Under the Fourteenth Amendment of the Constitution of the United States, unfair deprivation of liberty or property to an individual by the state is prohibited. The function of the Due Process Clause is to prevent arbitrary denial of certain rights to an individual, securing fairness for them. Before an individual can be deprived of his rights to life, liberty and/ property, due process stipulates provides steps to be followed. The process provides a platform upon which legal procedures are done, ensuring that people are listened to before they are judged. Due process may be substantive or procedural based on substantive and procedural law respectively.
Substantive vs. Procedural Due Process
Substantive law spells out the rights. On the other hand, procedural law spells out the manner in which such rights will be protected, and the course of action to be taken in the event of their violation.
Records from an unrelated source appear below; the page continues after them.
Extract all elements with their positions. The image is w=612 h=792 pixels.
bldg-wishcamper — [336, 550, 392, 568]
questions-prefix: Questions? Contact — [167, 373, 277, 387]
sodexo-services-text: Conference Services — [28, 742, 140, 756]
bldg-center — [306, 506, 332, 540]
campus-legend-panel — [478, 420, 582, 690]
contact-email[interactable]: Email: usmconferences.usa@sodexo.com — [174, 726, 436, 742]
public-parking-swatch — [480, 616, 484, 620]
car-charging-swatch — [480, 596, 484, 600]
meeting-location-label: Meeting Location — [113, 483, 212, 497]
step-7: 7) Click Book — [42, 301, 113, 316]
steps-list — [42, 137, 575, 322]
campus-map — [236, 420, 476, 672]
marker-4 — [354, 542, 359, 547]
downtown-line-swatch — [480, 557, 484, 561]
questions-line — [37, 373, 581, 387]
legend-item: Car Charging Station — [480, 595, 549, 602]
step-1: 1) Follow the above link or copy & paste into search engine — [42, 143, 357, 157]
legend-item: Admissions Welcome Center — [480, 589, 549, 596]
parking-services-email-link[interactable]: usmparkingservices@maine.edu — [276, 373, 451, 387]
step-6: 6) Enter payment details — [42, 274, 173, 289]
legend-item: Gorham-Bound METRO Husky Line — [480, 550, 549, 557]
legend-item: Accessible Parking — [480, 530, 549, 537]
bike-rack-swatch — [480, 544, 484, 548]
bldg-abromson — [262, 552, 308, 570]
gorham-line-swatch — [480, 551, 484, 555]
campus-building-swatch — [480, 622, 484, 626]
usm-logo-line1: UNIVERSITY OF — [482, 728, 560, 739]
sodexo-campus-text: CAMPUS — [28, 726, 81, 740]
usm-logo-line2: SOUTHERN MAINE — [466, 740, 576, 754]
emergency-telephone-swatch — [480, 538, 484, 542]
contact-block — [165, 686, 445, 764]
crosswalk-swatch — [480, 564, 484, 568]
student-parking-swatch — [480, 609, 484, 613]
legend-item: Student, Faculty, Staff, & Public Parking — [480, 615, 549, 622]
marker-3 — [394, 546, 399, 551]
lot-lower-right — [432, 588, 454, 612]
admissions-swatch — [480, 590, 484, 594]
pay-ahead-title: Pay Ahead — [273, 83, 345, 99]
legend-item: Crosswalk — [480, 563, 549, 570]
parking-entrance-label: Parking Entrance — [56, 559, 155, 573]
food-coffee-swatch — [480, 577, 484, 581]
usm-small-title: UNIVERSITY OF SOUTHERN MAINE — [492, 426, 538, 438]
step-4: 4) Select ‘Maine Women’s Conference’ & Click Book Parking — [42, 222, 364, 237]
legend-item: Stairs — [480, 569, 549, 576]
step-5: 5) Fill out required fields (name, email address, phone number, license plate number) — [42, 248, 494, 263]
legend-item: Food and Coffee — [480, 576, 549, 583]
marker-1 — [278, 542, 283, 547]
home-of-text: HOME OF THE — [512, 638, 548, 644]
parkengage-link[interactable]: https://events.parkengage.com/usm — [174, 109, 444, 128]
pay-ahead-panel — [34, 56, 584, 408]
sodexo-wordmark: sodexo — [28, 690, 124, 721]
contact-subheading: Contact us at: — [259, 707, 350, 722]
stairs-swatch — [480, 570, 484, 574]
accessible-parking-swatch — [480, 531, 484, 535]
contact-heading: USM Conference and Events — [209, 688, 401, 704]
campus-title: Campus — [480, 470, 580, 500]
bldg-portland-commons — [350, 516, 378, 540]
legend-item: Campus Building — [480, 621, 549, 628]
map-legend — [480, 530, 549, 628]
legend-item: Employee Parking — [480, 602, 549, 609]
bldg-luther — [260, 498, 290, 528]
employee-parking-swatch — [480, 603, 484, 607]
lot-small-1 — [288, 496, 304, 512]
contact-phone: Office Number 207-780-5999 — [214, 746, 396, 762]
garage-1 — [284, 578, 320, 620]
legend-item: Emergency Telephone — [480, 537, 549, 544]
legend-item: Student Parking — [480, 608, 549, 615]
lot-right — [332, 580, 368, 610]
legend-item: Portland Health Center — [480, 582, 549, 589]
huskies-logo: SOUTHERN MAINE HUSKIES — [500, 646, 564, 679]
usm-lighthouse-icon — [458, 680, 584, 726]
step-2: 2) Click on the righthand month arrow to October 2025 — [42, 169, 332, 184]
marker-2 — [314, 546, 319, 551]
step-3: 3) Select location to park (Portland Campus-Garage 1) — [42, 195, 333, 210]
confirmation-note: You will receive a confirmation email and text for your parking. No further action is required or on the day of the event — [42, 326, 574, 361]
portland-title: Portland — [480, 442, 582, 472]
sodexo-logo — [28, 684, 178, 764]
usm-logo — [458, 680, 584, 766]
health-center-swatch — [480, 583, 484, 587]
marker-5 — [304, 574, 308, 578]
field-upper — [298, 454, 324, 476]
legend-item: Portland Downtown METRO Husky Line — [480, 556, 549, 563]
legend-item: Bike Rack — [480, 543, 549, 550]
Substantive rights relate to an individual’s freedom of speech and ownership of property, even if the government if of the contrary opinion. Procedural rights come in when an individual acts in such as a way as to show that the rights should be taken away from him. The procedural due process gives the guidelines of how the government can go about taking these rights way, legally.
In this respect, before execution, imprisonment or fining, an individual is entitled to a fair hearing in a court of law. In guaranteeing basic rights and giving procedures on how they may be taken away, the judicial system acts as a check against abuse of power by the legislature and the executive. For district employees, especially those with security of tenure of their office, substantive due process provides that they cannot be fired without good reason unrelated to their performance. The office they hold is categorized as property; and the security of tenure serves of protection to this property.
Procedural due process lay out the defenses to be used by an employee to prevent the loss of his job. The case of Board of Regents v. Roth is a good illustration. Roth was a professor at a public college, but did not have security of tenure. The professor sought redress against the college’s unwillingness to renew his contract. Because of the untenured security, the court found that he did not have any claim or interest in the job, ruling in favor of the college. Had there been security of tenure, the college would have been required to produce sufficient evidence as to why the professor should not be allowed to continue discharging the duties of his office.
Employees are also entitled to freedom of speech. These employed by private firms do not have much liberty to speak against their employers because of the state’s absence. Public employees however have immense freedom under the First Amendment to speak against the policies of the state as his employer. In Waters v Churchill, the substantive due process afforded Churchill, a state employee, the freedom of speech. However, the procedural process provided the state with the actions to follow if the remarks made by the employee could be proved detrimental to its operations.
Employees are guaranteed to both types of due process. However, the substantive process offers them more protection than the procedural process. An employee with security of tenure has a property interest in his job; this is a substantive provision. In order to be fired, the burden of proof of providing reason for his termination lies with his employer. If enough reason is given, the employee will lose his job. In this way, the procedural process does not act in favor of the employer. If the employer fails to give reason for termination, the employee will have been protected by the procedural process.
Perritt, H. H. (2006). Employee Dismissal Law and Practice. NY: Aspen Publishers Online.